La presentación de la política general y del proyecto de presupuesto para el nuevo año serán trances en los cuales se da por descontada la oposición de la izquierda y partidos afines, que estarían dispuestos a aprobar contra Bernier una eventual moción de censura. La derecha extrema observará con recelo el desarrollo de la acción gubernamental y podrá adoptar respecto de ellas una actitud permisiva, cuando le convenga, o sumarse a la censura, si lo considera del caso. 

La medida del éxito de la nueva administración depende de la forma como afronte los problemas del momento, como el costo de vida, la insuficiencia salarial, la perspectiva del régimen de pensiones, lo mismo que la deuda pública, el estancamiento de ciertas actividades manufactureras, la inmigración ilegal, falencias de fuerza laboral disponible, la rentabilidad de la agricultura y las relaciones con la Unión Europea. Todo en medio de un nivel de aceptación cada vez más bajo del presidente. 
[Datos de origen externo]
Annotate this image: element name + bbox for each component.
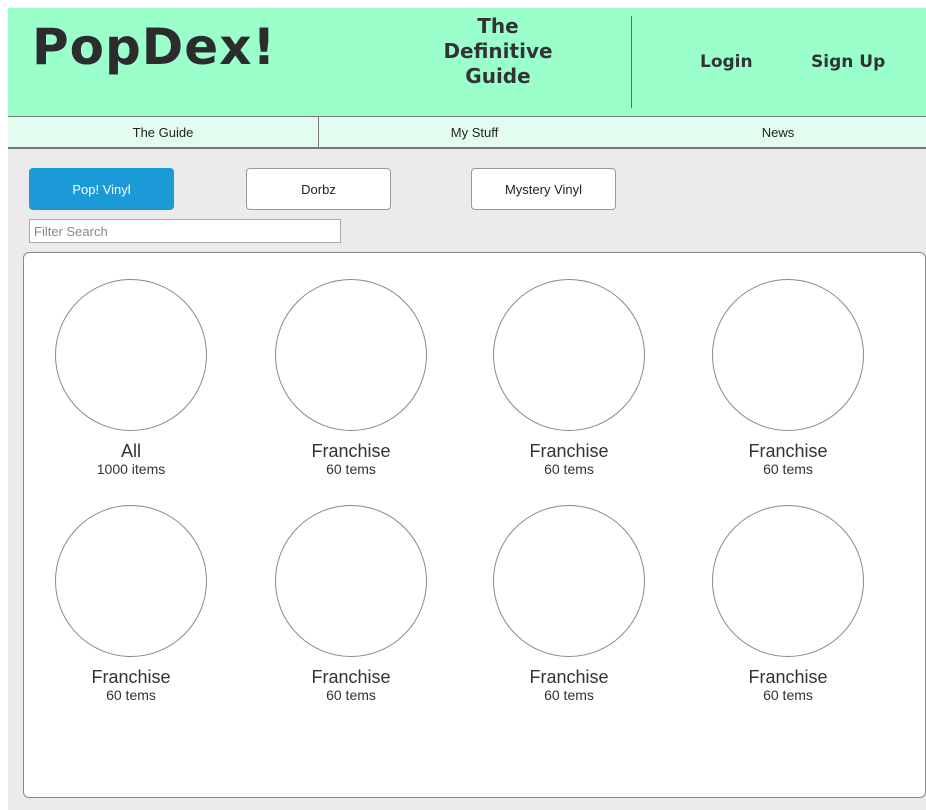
category-card[interactable]: Franchise 60 tems <box>489 279 649 477</box>
tagline-line-3: Guide <box>465 64 531 88</box>
category-count: 60 tems <box>763 687 813 703</box>
filter-search-input[interactable] <box>29 219 341 243</box>
category-name: Franchise <box>311 441 391 461</box>
nav-item-news[interactable]: News <box>630 117 926 147</box>
header: PopDex! The Definitive Guide Login Sign … <box>8 8 926 116</box>
category-name: Franchise <box>529 441 609 461</box>
signup-link[interactable]: Sign Up <box>811 52 885 72</box>
category-count: 60 tems <box>326 687 376 703</box>
category-card[interactable]: Franchise 60 tems <box>489 505 649 703</box>
category-image[interactable] <box>493 505 645 657</box>
category-image[interactable] <box>493 279 645 431</box>
category-name: Franchise <box>91 667 171 687</box>
category-card[interactable]: Franchise 60 tems <box>271 505 431 703</box>
category-count: 60 tems <box>763 461 813 477</box>
category-card[interactable]: Franchise 60 tems <box>708 279 868 477</box>
category-image[interactable] <box>712 505 864 657</box>
tab-dorbz[interactable]: Dorbz <box>246 168 391 210</box>
main-nav: The Guide My Stuff News <box>8 116 926 149</box>
logo[interactable]: PopDex! <box>32 18 276 76</box>
category-name: Franchise <box>748 441 828 461</box>
login-link[interactable]: Login <box>700 52 753 72</box>
category-card[interactable]: Franchise 60 tems <box>51 505 211 703</box>
category-card-all[interactable]: All 1000 items <box>51 279 211 477</box>
category-name: All <box>120 441 141 461</box>
category-image[interactable] <box>275 279 427 431</box>
category-name: Franchise <box>529 667 609 687</box>
category-count: 1000 items <box>96 461 166 477</box>
nav-item-the-guide[interactable]: The Guide <box>8 117 319 147</box>
category-count: 60 tems <box>544 461 594 477</box>
tagline-line-1: The <box>477 14 519 38</box>
header-divider <box>631 16 632 108</box>
category-image[interactable] <box>55 279 207 431</box>
category-count: 60 tems <box>106 687 156 703</box>
category-image[interactable] <box>55 505 207 657</box>
category-image[interactable] <box>275 505 427 657</box>
category-card[interactable]: Franchise 60 tems <box>708 505 868 703</box>
tab-pop-vinyl[interactable]: Pop! Vinyl <box>29 168 174 210</box>
page: PopDex! The Definitive Guide Login Sign … <box>8 8 926 810</box>
tab-mystery-vinyl[interactable]: Mystery Vinyl <box>471 168 616 210</box>
category-name: Franchise <box>748 667 828 687</box>
category-panel: All 1000 items Franchise 60 tems Franchi… <box>23 252 926 798</box>
category-name: Franchise <box>311 667 391 687</box>
category-count: 60 tems <box>544 687 594 703</box>
nav-item-my-stuff[interactable]: My Stuff <box>319 117 630 147</box>
category-image[interactable] <box>712 279 864 431</box>
tagline-line-2: Definitive <box>443 39 553 63</box>
category-card[interactable]: Franchise 60 tems <box>271 279 431 477</box>
tagline: The Definitive Guide <box>420 14 576 89</box>
category-count: 60 tems <box>326 461 376 477</box>
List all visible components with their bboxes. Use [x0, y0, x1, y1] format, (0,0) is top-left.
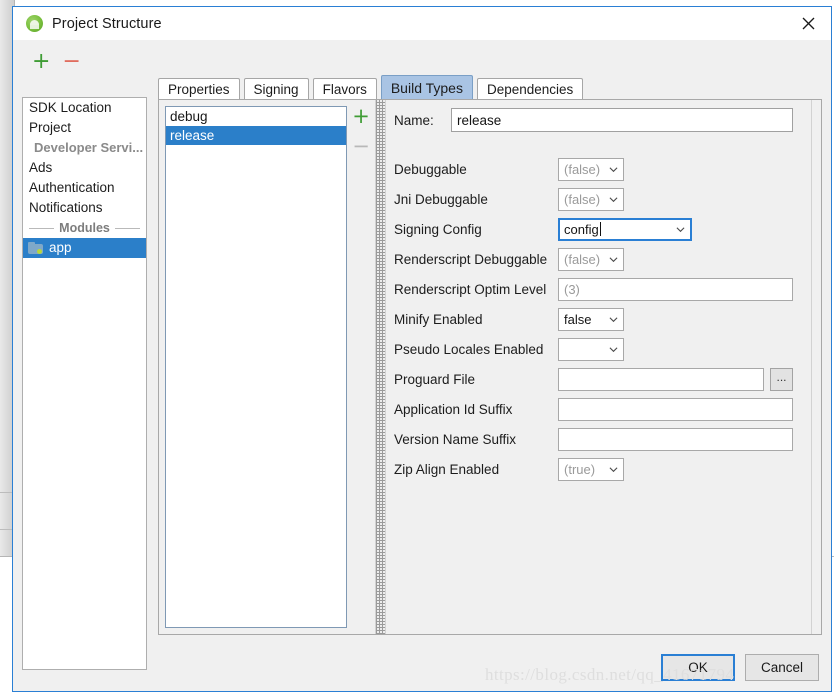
sidebar-separator-modules: Modules — [23, 218, 146, 238]
build-types-buttons: + − — [347, 100, 375, 634]
field-label-renderscript-optim-level: Renderscript Optim Level — [394, 282, 558, 297]
dropdown-minify-enabled[interactable]: false — [558, 308, 624, 331]
input-application-id-suffix[interactable] — [558, 398, 793, 421]
browse-button-proguard-file[interactable]: ... — [770, 368, 793, 391]
field-row-pseudo-locales-enabled: Pseudo Locales Enabled — [394, 334, 793, 364]
tab-properties[interactable]: Properties — [158, 78, 240, 100]
build-types-list[interactable]: debugrelease — [165, 106, 347, 628]
chevron-down-icon — [609, 195, 618, 204]
ok-button[interactable]: OK — [661, 654, 735, 681]
field-label-renderscript-debuggable: Renderscript Debuggable — [394, 252, 558, 267]
name-row: Name: — [394, 108, 793, 132]
input-version-name-suffix[interactable] — [558, 428, 793, 451]
field-row-zip-align-enabled: Zip Align Enabled(true) — [394, 454, 793, 484]
field-row-renderscript-optim-level: Renderscript Optim Level — [394, 274, 793, 304]
dropdown-value-jni-debuggable: (false) — [559, 192, 600, 207]
chevron-down-icon — [609, 465, 618, 474]
dropdown-renderscript-debuggable[interactable]: (false) — [558, 248, 624, 271]
dropdown-pseudo-locales-enabled[interactable] — [558, 338, 624, 361]
field-row-version-name-suffix: Version Name Suffix — [394, 424, 793, 454]
build-types-list-wrap: debugrelease — [159, 100, 347, 634]
build-type-form: Name: Debuggable(false)Jni Debuggable(fa… — [386, 100, 811, 634]
chevron-down-icon — [609, 345, 618, 354]
dialog-buttons: OK Cancel — [661, 654, 819, 681]
field-row-minify-enabled: Minify Enabledfalse — [394, 304, 793, 334]
tab-build-types[interactable]: Build Types — [381, 75, 473, 100]
sidebar-item-label: app — [49, 238, 72, 258]
field-row-debuggable: Debuggable(false) — [394, 154, 793, 184]
dialog-title: Project Structure — [52, 16, 162, 32]
dropdown-jni-debuggable[interactable]: (false) — [558, 188, 624, 211]
field-label-application-id-suffix: Application Id Suffix — [394, 402, 558, 417]
panel-splitter[interactable] — [375, 100, 386, 634]
field-label-jni-debuggable: Jni Debuggable — [394, 192, 558, 207]
sidebar-item-project[interactable]: Project — [23, 118, 146, 138]
sidebar-item-authentication[interactable]: Authentication — [23, 178, 146, 198]
input-proguard-file[interactable] — [558, 368, 764, 391]
sidebar-list: SDK LocationProjectDeveloper Servi...Ads… — [22, 97, 147, 670]
field-label-pseudo-locales-enabled: Pseudo Locales Enabled — [394, 342, 558, 357]
sidebar-item-app[interactable]: app — [23, 238, 146, 258]
chevron-down-icon — [609, 255, 618, 264]
dialog-body: + − SDK LocationProjectDeveloper Servi..… — [13, 40, 831, 691]
add-module-button[interactable]: + — [32, 51, 50, 73]
field-label-version-name-suffix: Version Name Suffix — [394, 432, 558, 447]
dropdown-signing-config[interactable]: config — [558, 218, 692, 241]
field-label-signing-config: Signing Config — [394, 222, 558, 237]
project-structure-dialog: Project Structure + − SDK LocationProjec… — [12, 6, 832, 692]
sidebar-item-notifications[interactable]: Notifications — [23, 198, 146, 218]
android-robot-icon — [26, 15, 43, 32]
chevron-down-icon — [609, 165, 618, 174]
close-icon[interactable] — [786, 7, 831, 39]
sidebar-separator-label: Modules — [59, 218, 110, 238]
remove-module-button[interactable]: − — [62, 51, 80, 73]
field-row-application-id-suffix: Application Id Suffix — [394, 394, 793, 424]
dropdown-value-signing-config: config — [560, 222, 599, 237]
dropdown-value-renderscript-debuggable: (false) — [559, 252, 600, 267]
field-label-minify-enabled: Minify Enabled — [394, 312, 558, 327]
content-right-gutter — [811, 100, 821, 634]
add-build-type-button[interactable]: + — [352, 106, 370, 127]
field-label-debuggable: Debuggable — [394, 162, 558, 177]
dialog-titlebar: Project Structure — [13, 7, 831, 40]
dropdown-debuggable[interactable]: (false) — [558, 158, 624, 181]
field-label-proguard-file: Proguard File — [394, 372, 558, 387]
sidebar-item-developer-servi[interactable]: Developer Servi... — [23, 138, 146, 158]
chevron-down-icon — [676, 225, 685, 234]
build-type-item-debug[interactable]: debug — [166, 107, 346, 126]
sidebar-item-ads[interactable]: Ads — [23, 158, 146, 178]
dropdown-value-zip-align-enabled: (true) — [559, 462, 595, 477]
tab-bar: PropertiesSigningFlavorsBuild TypesDepen… — [158, 76, 583, 100]
dropdown-value-debuggable: (false) — [559, 162, 600, 177]
name-input[interactable] — [451, 108, 793, 132]
module-folder-icon — [28, 242, 43, 254]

En un país en el que la gente no se queda por ahí esperando a ver qué se les ocurre a los políticos, muchos saldrán a protestar contra un gobierno que camina como en un campo minado y puede caer en cualquier momento. También la protesta continuará contra el jefe del Estado, que muy a su “estilo de Júpiter” ha dicho que en adelante gobernará más como árbitro y garante de la República que como un líder de arriba hacia abajo, mientras pierde fuerza política internamente y también en los escenarios internacionales. Pase lo que pase, con todo lo sucedido en los últimos meses todavía no se despeja el problema del avance de la extrema derecha en la perspectiva de las elecciones presidenciales de 2027, que todavía aterra a la mayoría de los franceses.